Codes are taken from the above mentioned source. For more codes you may visit the kaggle website. Feel free to modify this code for your own dataset.
• We have samples from 2018-01-01 to 2021-09-21 for most of the coins. But in the case of TRON, Stellar, Cardano, IOTA, Maker, and Dogecoin we have fewer data starting from later in 2018 or even later in 2019 in Dogecoin's case.
• To get an overall idea about the assets, we have distributed the data among different assets shown in Figure 1.
Figure 1
• For individual asset, we took Bitcoin as a sample asset and the test results are shown below.
• We have checked the null rows and filled the null values with zeros to ensure that there are no null values in the dataset. • To reduce memory usage, we converted the float columns to float64.
Assets Feature description: A. timestamp: All timestamps are returned as second Unix timestamps (the number of seconds elapsed since 1970-01-01 00:00:00.000 UTC). Timestamps in this dataset are multiple of 60, indicating minute-by-minute data. B. Asset_ID: The asset ID corresponding to one of the crytocurrencies (e.g. Asset_ID = 1 for Bitcoin). The mapping from Asset_ID to crypto asset is contained in asset_details.csv. C. Count: Total number of trades in the time interval (last minute). D. Open: Opening price of the time interval (in USD). E. High: Highest price reached during time interval (in USD). F. Low: Lowest price reached during time interval (in USD). G. Close: Closing price of the time interval (in USD). H. Volume: Quantity of asset bought or sold, displayed in base currency USD. I. VWAP: The average price of the asset over the time interval, weighted by volume. VWAP is an aggregated form of trade data. J. Target: Residual log-returns for the asset over a 15-minute horizon.
• This dataset has 10 unique features [Timestamp, Asset_ID, Count, Open, High, Low, Close, Volume, VWAP, Target]. To keep the dataset consistent, we have sorted the data frame by timestamp followed by Asset_ID. We have also converted the date to datetime for extracting more useful features.
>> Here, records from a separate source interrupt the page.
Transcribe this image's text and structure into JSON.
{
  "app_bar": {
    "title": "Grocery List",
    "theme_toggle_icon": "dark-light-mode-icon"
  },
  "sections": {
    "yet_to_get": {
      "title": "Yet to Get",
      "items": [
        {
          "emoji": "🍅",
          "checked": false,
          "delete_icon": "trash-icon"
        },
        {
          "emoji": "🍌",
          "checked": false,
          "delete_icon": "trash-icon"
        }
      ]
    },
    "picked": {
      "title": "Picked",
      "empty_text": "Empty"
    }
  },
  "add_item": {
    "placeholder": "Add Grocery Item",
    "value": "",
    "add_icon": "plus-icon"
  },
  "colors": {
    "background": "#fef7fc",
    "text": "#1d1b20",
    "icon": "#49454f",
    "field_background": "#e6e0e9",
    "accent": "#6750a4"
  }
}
• From the line plot we had tried to extract the information about the trends and seasonality. We considered the closing price and target values for the experiment. For the sake of simplicity, we also considered the data of Bitcoin (Asset_ID =1) shown in Figure 2.
Figure 2
But the target and the feature were extremely noisy and hence we applied smoothing techniques to smoothen these curves. This might enable us to extract more valuable information from this data. The applied method to smoothen the curves was by resampling (aggregating) data over a wider period and taking the mean of these values shown in Figure 3.
Figure 3
To explore more precious information such as median, interquartile range, outliers we have drawn the boxplots shown in Figure 4.
Figure 4
We have isolated the adjusted closing prices, calculated the MA (moving average) to smooth out short-term fluctuations and highlight longer-tends or cycles. Then we inspected the result, sorted the moving window rolling mean and long moving window rolling mean and plotted the adjusted closing price shown in Figure 5.
Figure 5
We also calculated the daily percentage change for DCP (daily closing price) and plot the distributions shown in Figure 6.
Figure 6
We have considered the minimum period is 75 and calculated the volatility shown in Figure 7.
Figure 7
We also generated a heat map that enabled us to keep track of hours of all days over all months and see which hours of day has the highest mean close value and which ones has the smallest values shown in Figure 8.
Figure 8
• To find the seasonality of the assets. We had tried to see any similarity in volatility across several years. i.e., is the volatility always high at the end of the year? The below plot does not necessarily seem to indicate any seasonal pattern like that on the first glance shown in Figure 9.
Figure 9
To find the more detail about seasonality, we also drown seasonal plots and periodogram shown in Figure 10.
Figure 10
Neither the seasonal plots nor the periodogram suggest any strong seasonality.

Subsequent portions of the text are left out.